Он встал. Пара шагов до окна. Пара шагов обратно, до обшитой железом двери. Он положил в целлофановый пакет две книги, четыре пачки сигарет, мыло, зубную щетку, радио, ворох писем и нераскрытую упаковку табака – он бросил курить два года и четыре месяца назад. Поставил пакет на стол. Двигался как можно медленнее, чтобы протянуть время.
Он снова напомнил о себе. Раздраженно приник губами к микрофону – металлическая пластинка, в которую он вмонтирован, запотела от его дыхания. Эта сволочь опять медлила с ответом.
– Отдай мою одежду.
– В семь часов.
– Я сейчас все отделение поставлю на уши!
– Делай что хочешь.
Йохум стал колотить по двери. Кто-то на другом конце коридора ответил. Потом еще один. Потом – он услышал – еще. На этот раз вертухай отреагировал попроворней:
– Ты всех разбудил!
– Я ж предупреждал.
Вахтенный вздохнул:
– М-да. Значит, так. Мы идем с тобой к мешкам. Ты там примеришь одежду. И сразу назад. И до семи часов ни звука.
Коридор был пуст.
Никто не бузил. За каждой дверью дышал человек, которому еще сидеть и сидеть, так что на этот рассвет им всем наплевать. Но не ему. Он шел по отделению. Шестнадцать камер – по восемь с каждой стороны. Кухня, бильярдный стол, телевизор. Он шел след в след за вертухаем, уставившись тому в спину. Здоровый, черт. Такой, пожалуй, вырубит одним ударом. Через десять минут после освобождения. Он наверняка это и раньше делал.
Они шли мимо закрытых дверей, за которыми располагались другие отделения, по одному из бесконечных подземных коридоров, по которым он проходил бессчетное количество раз. Они шли к центральной вахте. Главный выход был совсем рядом, по ту сторону стены, на которой мерцали мониторы. Вот оно – то, ради чего он ругался и барабанил в дверь. Пройти вдоль джутовых мешков, пахнущих подвальной сыростью, найти среди сотен других свой мешок, открыть и надеть одежду, которая в нем лежала. Мала.
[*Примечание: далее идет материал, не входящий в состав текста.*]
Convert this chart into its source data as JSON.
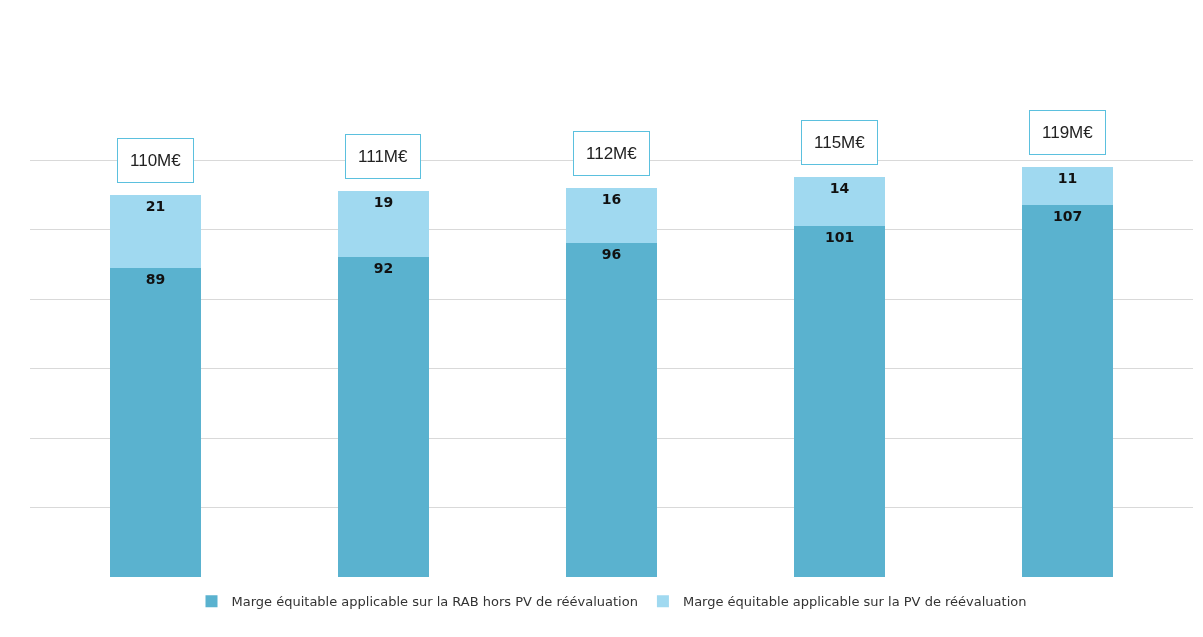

Она всегда была ему мала – а в эту ходку он вообще прибавил аж семь кило: качался как ненормальный. Он огляделся вокруг. Ни одного зеркала. Коробки с бирками, на которых написаны имена, бродяги бездомные – все, что у них было, лежало в этих картонных коробках здесь, в исправительном учреждении Аспсос.
Флакон с одеколоном «Карл Лагерфельд» перекочевал из мешка в его карман. Охранник ничего не заметил, а может быть, просто не стал связываться. Йохум Ланг не нюхал парфюма с тех самых пор, как у него в первый же день изъяли все, что запрещено инструкцией. В том числе и одеколон, поскольку в нем содержится алкоголь. Теперь он разделся догола, отвернул крышку флакона, наклонил голову и стал лить пахучую жидкость себе на макушку. Он встряхивал и встряхивал пузырек, пока не опустошил его совсем. Струйки одеколона стекали с головы на плечи и ниже, вдоль тела, до самых ступней, прямо на пол. Он смыл, содрал с себя тюремную оболочку. Осталась только вонь. Это вонял одеколон.
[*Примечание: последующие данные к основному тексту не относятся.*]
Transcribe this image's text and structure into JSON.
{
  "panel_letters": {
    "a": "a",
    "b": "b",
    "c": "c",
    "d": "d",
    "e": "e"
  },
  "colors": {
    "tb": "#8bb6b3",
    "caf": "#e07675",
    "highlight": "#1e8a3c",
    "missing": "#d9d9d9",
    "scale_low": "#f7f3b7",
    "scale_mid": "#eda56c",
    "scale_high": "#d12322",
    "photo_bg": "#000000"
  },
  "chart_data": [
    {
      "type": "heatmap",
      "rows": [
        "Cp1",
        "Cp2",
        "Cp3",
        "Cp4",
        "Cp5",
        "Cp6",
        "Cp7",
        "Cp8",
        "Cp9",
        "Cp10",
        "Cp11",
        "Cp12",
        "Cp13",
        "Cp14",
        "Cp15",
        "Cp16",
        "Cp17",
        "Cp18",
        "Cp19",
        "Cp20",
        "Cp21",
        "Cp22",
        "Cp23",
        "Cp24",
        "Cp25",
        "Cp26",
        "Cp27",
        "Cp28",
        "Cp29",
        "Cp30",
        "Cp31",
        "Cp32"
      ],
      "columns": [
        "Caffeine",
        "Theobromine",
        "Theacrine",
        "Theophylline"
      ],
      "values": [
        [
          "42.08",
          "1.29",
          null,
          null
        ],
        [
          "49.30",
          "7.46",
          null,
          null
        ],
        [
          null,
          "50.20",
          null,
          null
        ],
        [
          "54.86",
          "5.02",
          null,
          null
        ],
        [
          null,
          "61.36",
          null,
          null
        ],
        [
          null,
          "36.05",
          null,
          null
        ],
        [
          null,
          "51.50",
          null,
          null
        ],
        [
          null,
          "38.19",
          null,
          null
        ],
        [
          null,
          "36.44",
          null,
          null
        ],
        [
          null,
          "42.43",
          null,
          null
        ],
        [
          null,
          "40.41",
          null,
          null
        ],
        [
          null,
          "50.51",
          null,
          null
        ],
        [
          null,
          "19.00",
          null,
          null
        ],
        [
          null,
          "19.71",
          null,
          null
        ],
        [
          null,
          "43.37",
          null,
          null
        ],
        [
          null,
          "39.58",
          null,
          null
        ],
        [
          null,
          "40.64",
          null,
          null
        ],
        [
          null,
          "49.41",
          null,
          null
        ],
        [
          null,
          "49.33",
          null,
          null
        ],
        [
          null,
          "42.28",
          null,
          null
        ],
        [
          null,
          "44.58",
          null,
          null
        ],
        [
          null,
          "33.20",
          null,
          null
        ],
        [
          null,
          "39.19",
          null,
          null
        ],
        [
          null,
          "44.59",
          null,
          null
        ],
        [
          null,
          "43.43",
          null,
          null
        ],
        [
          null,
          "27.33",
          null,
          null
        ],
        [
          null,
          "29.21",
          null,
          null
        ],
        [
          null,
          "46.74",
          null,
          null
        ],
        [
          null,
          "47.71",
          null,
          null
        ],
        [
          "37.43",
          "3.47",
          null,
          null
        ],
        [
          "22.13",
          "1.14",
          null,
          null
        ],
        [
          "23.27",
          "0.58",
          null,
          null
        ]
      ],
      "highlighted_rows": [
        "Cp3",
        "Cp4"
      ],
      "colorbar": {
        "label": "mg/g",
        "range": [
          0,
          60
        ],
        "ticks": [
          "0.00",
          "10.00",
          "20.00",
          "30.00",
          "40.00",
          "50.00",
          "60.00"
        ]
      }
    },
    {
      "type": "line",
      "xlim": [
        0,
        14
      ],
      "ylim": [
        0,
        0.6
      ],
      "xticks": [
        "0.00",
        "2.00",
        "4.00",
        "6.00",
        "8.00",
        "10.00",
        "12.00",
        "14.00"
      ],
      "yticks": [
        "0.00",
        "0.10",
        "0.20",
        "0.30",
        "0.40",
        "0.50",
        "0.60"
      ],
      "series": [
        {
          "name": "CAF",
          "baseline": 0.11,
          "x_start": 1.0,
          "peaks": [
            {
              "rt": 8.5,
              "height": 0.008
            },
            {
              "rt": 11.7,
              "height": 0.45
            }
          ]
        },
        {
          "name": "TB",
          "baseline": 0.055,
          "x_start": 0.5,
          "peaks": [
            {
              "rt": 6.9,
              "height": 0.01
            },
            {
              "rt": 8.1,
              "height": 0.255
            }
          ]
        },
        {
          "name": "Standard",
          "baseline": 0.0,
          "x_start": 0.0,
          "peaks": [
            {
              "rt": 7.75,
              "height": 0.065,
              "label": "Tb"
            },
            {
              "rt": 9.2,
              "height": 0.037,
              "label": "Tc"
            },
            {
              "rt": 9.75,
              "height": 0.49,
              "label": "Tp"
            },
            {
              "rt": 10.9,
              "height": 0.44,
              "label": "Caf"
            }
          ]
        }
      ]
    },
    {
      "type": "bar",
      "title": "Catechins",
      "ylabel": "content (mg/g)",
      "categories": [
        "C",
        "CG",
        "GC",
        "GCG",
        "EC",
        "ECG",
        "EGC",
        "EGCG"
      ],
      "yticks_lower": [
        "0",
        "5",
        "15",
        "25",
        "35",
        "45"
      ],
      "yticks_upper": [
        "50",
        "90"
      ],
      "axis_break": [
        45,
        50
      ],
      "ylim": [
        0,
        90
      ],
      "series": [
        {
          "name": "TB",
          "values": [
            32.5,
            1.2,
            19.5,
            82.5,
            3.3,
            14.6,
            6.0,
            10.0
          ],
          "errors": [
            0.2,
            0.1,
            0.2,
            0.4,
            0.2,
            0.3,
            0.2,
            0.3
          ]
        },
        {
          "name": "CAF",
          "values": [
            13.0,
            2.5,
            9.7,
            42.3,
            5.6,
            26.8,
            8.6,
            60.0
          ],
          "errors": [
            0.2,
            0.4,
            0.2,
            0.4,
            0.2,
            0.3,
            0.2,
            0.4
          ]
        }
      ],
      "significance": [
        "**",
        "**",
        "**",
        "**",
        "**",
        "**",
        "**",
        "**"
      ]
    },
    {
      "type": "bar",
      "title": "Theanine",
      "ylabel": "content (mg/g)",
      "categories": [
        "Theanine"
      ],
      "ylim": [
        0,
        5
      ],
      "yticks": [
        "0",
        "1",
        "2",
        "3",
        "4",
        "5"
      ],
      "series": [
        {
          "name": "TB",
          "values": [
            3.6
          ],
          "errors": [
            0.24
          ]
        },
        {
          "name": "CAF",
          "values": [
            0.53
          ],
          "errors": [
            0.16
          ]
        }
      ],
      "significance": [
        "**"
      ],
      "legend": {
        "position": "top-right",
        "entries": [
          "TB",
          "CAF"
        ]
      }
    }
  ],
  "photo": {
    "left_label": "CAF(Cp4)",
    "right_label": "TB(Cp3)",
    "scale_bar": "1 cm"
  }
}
Без десяти семь. Вертухай-то оказался пунктуальным.
Дверь распахнулась настежь, Йохум схватил свой целлофановый пакет, харкнул на пол камеры и вышел вон.
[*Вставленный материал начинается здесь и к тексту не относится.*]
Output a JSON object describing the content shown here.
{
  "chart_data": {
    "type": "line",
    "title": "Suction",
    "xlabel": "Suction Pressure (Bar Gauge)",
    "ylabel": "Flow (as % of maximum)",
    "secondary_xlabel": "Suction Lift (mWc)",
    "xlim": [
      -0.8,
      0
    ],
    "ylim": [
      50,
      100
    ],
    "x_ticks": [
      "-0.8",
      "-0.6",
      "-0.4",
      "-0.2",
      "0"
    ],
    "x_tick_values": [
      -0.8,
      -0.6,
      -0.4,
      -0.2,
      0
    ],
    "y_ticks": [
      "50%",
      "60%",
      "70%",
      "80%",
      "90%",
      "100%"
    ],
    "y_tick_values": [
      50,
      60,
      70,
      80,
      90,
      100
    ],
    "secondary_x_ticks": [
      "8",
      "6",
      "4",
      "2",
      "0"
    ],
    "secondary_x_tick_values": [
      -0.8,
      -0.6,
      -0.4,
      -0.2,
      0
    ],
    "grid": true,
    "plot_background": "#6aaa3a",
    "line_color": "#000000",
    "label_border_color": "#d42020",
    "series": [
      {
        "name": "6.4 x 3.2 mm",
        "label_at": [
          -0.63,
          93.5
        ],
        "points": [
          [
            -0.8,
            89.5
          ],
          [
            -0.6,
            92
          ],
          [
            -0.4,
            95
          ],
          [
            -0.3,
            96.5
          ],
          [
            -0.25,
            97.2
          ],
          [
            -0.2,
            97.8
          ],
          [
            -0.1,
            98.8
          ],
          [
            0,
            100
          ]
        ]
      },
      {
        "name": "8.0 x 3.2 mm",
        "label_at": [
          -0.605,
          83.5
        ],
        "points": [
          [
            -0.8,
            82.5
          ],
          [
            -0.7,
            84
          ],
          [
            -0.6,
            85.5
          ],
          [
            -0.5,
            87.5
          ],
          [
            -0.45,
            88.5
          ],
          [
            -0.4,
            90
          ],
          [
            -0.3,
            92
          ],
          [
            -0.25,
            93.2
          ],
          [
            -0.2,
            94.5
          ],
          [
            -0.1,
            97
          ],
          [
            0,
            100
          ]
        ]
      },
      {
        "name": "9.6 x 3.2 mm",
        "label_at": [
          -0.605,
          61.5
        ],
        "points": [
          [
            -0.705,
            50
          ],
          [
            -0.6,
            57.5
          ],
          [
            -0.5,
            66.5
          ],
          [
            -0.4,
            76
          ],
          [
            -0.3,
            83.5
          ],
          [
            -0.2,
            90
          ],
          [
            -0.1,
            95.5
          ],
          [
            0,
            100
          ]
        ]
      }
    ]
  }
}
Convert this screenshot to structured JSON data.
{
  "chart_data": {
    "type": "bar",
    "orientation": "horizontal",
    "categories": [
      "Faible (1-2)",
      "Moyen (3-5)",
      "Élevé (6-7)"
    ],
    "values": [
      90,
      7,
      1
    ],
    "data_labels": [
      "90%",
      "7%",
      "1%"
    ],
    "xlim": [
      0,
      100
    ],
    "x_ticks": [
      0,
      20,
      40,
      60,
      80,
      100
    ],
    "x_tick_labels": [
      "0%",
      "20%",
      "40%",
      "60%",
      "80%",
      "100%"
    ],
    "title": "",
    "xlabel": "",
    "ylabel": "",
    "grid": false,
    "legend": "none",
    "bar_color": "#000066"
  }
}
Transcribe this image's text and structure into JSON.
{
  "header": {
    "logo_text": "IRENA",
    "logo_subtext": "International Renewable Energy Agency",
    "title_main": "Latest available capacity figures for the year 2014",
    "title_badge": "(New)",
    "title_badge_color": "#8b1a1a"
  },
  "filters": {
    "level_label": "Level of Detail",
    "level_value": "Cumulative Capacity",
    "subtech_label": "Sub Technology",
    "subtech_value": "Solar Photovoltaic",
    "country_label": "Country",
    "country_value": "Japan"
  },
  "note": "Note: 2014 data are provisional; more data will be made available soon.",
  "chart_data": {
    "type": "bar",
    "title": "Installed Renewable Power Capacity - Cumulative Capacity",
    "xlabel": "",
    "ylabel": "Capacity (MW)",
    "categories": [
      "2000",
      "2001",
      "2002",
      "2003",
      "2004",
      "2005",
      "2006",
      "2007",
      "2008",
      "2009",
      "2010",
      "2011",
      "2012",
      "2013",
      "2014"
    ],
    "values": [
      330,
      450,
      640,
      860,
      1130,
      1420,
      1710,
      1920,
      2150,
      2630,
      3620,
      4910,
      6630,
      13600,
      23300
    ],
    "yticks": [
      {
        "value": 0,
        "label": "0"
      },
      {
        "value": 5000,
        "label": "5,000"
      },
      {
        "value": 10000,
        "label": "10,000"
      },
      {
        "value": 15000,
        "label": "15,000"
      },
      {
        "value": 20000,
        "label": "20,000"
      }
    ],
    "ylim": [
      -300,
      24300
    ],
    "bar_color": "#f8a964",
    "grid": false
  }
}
Теперь ему оставалось только пройти по коридору, переодеться в тесную одежду, которую он уже примерял сегодня, расписаться за треханые три сотни и билет на поезд, послать всех вертухаев к чертям собачьим, пока решетка медленно отъезжает в сторону, выйти на улицу мимо последнего вахтенного, показав ему безымянный палец, дойти до ближайшей стены, дернуть вниз ширинку и помочиться на штукатурку.
Было ветрено.
Глубоко в недрах полицейского управления рассвет пел дуэтом с Сив Мальмквист. И так было всегда. Эверт Гренс работал полицейским уже тридцать три года, и тридцать из них ему полагался личный кабинет. У него был магнитофон, которому примерно столько же лет, – с монодинамиком, однодорожечный. Он получил его на свое тридцатилетие и с тех пор с ним не расставался; куда бы его ни переводили, он перетаскивал его из кабинета в кабинет. Магнитофон играл только Сив Мальмквист. У Гренса целое собрание ее кассет, но везде одно и то же – весь ее репертуар, просто иногда записанный в разном порядке.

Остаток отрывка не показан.